Votre coeur doit se cuirasser contre tous les soubresauts affectueux. C’est normal que vous ressentiez certains sentiments concernant ce célibataire attentionné, mais il vous faut tout brider, sans cela vous pourriez connaître une grosse déception et ce ne serait pas pour vous aider. Vous vous êtes donnée à Dieu; Il demeure bien près de vous et vous tend la main pour vous faire monter. Allez-vous Le refuser, Lui qui a tant besoin de Son épouse, de son amour, de sa générosité, de son abandon pour le bien des âmes? Votre vocation est si belle, si grande. Puissiez-vous la vivre pleinement sous le regard paternel de Dieu.

Si vous entendiez raconter les souffrances de certaines femmes mariées ou célibataires qui veulent tenir debout, vous seriez étonnée du poids qu’elles portent. Les luttes existent dans toutes les vocations. Vous êtes «sur le bord du ravin», dites-vous. Il vous faut ne pas tomber. C’est sombre, pénible, bien sûr, mais Dieu demeure votre pilier. D’autres ont connu ces difficultés et en sont sorties heureuses d’avoir triomphé. Vous aussi devez fixer le Ciel et y rester rivée. «Souffrir passe; avoir bien souffert demeure.» Et l’âme purifiée connaît un bonheur qu’elle ne vivrait pas si elle devait fléchir.
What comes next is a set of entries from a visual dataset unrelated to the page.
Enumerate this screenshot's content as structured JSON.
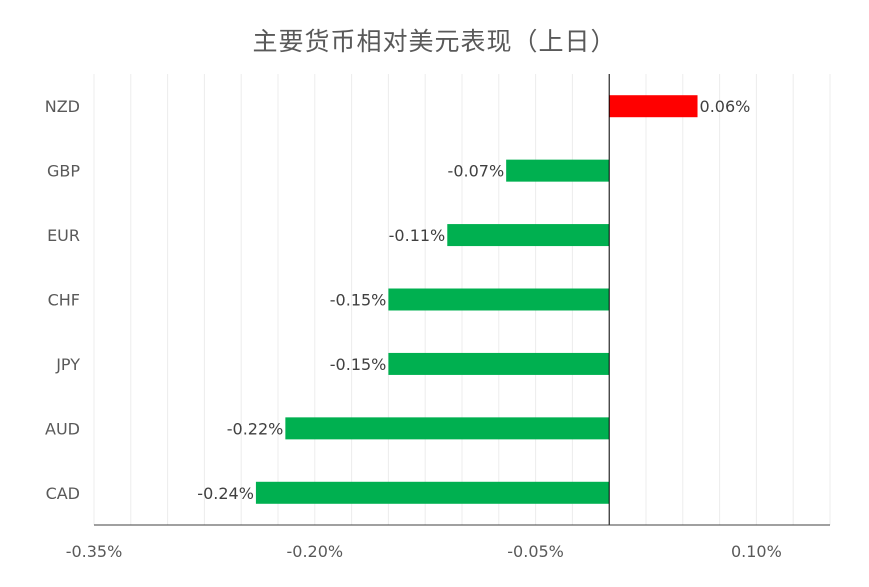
{
  "chart_data": {
    "type": "bar",
    "orientation": "horizontal",
    "title": "主要货币相对美元表现（上日）",
    "categories": [
      "NZD",
      "GBP",
      "EUR",
      "CHF",
      "JPY",
      "AUD",
      "CAD"
    ],
    "values": [
      0.06,
      -0.07,
      -0.11,
      -0.15,
      -0.15,
      -0.22,
      -0.24
    ],
    "value_labels": [
      "0.06%",
      "-0.07%",
      "-0.11%",
      "-0.15%",
      "-0.15%",
      "-0.22%",
      "-0.24%"
    ],
    "xlim": [
      -0.35,
      0.15
    ],
    "x_ticks": [
      -0.35,
      -0.2,
      -0.05,
      0.1
    ],
    "x_tick_labels": [
      "-0.35%",
      "-0.20%",
      "-0.05%",
      "0.10%"
    ],
    "grid": "vertical",
    "colors": {
      "positive": "#ff0000",
      "negative": "#00b050"
    }
  }
}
Le Seigneur n’est jamais contrariant. C’est notre façon d’accepter qui devient contrariante pour Lui. Dire un «OUI D’AMOUR», c’est accepter d’emblée tout ce qui arrive et, par le fait même, profiter des belles grâces qui suivent inévitablement le «FIAT».

Ce «FIAT» de tous les jours, pleinement vécu, c’est la porte ouverte au bonheur intense, aux joies profondes, aux compensations insoupçonnées.

La prière, que vous avez reprise, ne vous assure pas un changement radical dans votre vie; elle vous aide à mieux supporter, à mieux aimer et à tout pardonner. Confiance et courage. Tout passe.